While the HAMD-17 is considered the gold standard assessment in clinical trials for major depression and PPD, there is no PPD-specific estimate of meaningful change to facilitate patient-centered evaluation of the data. 25 –28 Meaningful change thresholds (MCTs) relate to patient-level meaningful change, rather than group change, and are estimated using both distribution-based methods and anchor-based methodologies. 29 Distribution-based methods alone can be used to estimate group-level meaningful difference or change, known as a minimal important difference (MID). MCTs and MIDs are population- and disease-specific and should be established within the specific population of interest. 30 While a range of meaningful differences have been reported for HAMD-17 in populations of patients with major depressive episode (MDE), none has previously been reported based on a PPD population. 31,32
In addition to the core trial endpoints, more applied, patient-centric secondary analysis of key trial data could further inform health care decision-making. For example, the evaluation of relative risk (RR), number needed to treat (NNT), and number needed to harm (NNH) specifically, can aid clinicians and health care decision-makers as they seek to understand the likelihood of favorable treatment outcomes. 33 –36
Thus, the current analyses aimed to explore outcomes relevant to clinicians, patients, and health care decision-makers in the evaluation of treatments for PPD. More specifically, the objectives of this study were to (1) estimate and apply PPD-specific HAMD-17 MCTs at hour 60 and day 30 and (2) further evaluate the proportion of patients treated with BRX versus PBO achieving HAMD-17 remission and response and Clinical Global Impression of Improvement (CGI-I) response by estimating the associated risk (RR) and NNT at hour 60 and through trial follow-up (day 30).
Materials and Methods
Study design and participants
The current report presents a post hoc analysis of clinician-reported outcomes data pooled together from previously published phase 2 and phase 3 clinical trials (hereafter “combined dataset”), which examined the safety and efficacy of BRX injection compared with PBO injection in patients with moderate to severe PPD (Study A: NCT02614547; Study B: NCT02942004; and Study C: NCT02942017). 23,37
Full descriptions of the trial designs, inclusion and exclusion criteria have been published previously. 23,37 In brief, one phase 2 (Study A) and two phase 3 (Studies B and C) multicenter, randomized, double-blind, PBO-controlled trials were conducted across the United States of America under an umbrella protocol (multiple, similar clinical trials conducted under one Institutional Review Board application). The clinical trials included women 18–45 years old, ≤6 months postpartum, with a diagnosis of moderate-to-severe PPD and a qualifying HAMD-17 (Studies A and B: ≥26; C: 20–25) who were either randomized 1:1:1 to receive 60 hour infusion of BRX 90 μg/kg/h, BRX 60 μg/kg/h, or PBO (Study B), or 1:1 to receive BRX or PBO (Studies A and C).

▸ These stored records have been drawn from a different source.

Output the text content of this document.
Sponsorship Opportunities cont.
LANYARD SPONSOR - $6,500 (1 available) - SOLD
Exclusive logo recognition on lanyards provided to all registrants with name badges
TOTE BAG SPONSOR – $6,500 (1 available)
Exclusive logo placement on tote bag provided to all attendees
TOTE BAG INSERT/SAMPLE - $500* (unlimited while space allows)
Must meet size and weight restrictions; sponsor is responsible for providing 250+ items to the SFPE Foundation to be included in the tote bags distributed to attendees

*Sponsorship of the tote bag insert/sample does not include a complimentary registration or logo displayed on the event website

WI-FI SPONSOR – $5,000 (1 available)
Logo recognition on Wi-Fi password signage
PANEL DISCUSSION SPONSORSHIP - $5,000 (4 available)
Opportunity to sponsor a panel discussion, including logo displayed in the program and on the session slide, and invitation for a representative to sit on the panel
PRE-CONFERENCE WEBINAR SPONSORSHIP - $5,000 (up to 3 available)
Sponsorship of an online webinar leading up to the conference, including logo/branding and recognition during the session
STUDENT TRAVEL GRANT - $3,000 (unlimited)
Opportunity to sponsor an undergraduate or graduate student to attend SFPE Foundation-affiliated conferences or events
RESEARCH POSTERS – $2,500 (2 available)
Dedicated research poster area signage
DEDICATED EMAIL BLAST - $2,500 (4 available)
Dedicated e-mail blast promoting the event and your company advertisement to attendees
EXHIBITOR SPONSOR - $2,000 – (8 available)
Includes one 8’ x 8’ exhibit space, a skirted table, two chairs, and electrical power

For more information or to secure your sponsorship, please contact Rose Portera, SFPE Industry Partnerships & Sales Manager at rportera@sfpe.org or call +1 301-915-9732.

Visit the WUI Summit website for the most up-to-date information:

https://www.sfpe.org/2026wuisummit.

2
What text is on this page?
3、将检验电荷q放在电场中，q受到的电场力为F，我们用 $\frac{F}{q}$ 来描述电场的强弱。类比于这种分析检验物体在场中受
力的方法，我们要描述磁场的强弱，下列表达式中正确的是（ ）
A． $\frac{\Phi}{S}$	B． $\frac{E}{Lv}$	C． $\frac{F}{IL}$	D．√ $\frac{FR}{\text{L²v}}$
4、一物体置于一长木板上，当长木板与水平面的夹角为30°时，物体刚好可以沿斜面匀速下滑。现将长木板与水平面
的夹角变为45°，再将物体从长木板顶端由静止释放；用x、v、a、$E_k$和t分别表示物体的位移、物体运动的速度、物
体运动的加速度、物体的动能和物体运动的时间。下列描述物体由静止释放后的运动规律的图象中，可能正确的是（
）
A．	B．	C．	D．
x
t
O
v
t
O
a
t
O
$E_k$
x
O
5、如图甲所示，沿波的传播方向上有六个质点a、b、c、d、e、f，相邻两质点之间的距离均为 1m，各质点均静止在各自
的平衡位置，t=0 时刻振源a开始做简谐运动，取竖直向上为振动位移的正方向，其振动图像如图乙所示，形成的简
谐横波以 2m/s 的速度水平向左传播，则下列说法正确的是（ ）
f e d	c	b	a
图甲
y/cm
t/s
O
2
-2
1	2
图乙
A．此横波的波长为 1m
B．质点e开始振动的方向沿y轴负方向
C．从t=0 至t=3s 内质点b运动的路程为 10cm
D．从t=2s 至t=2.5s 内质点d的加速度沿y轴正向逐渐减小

Once randomized, patients were treated in a medically supervised setting for 72 hours: 60 hours of continuous study drug infusion and 12 hours for completion of assessments. Patients were followed until day 30, with clinical and safety assessments on days 7 and 30. The primary endpoint in each trial was the least-squares mean difference in change from baseline in HAMD-17 total score at hour 60.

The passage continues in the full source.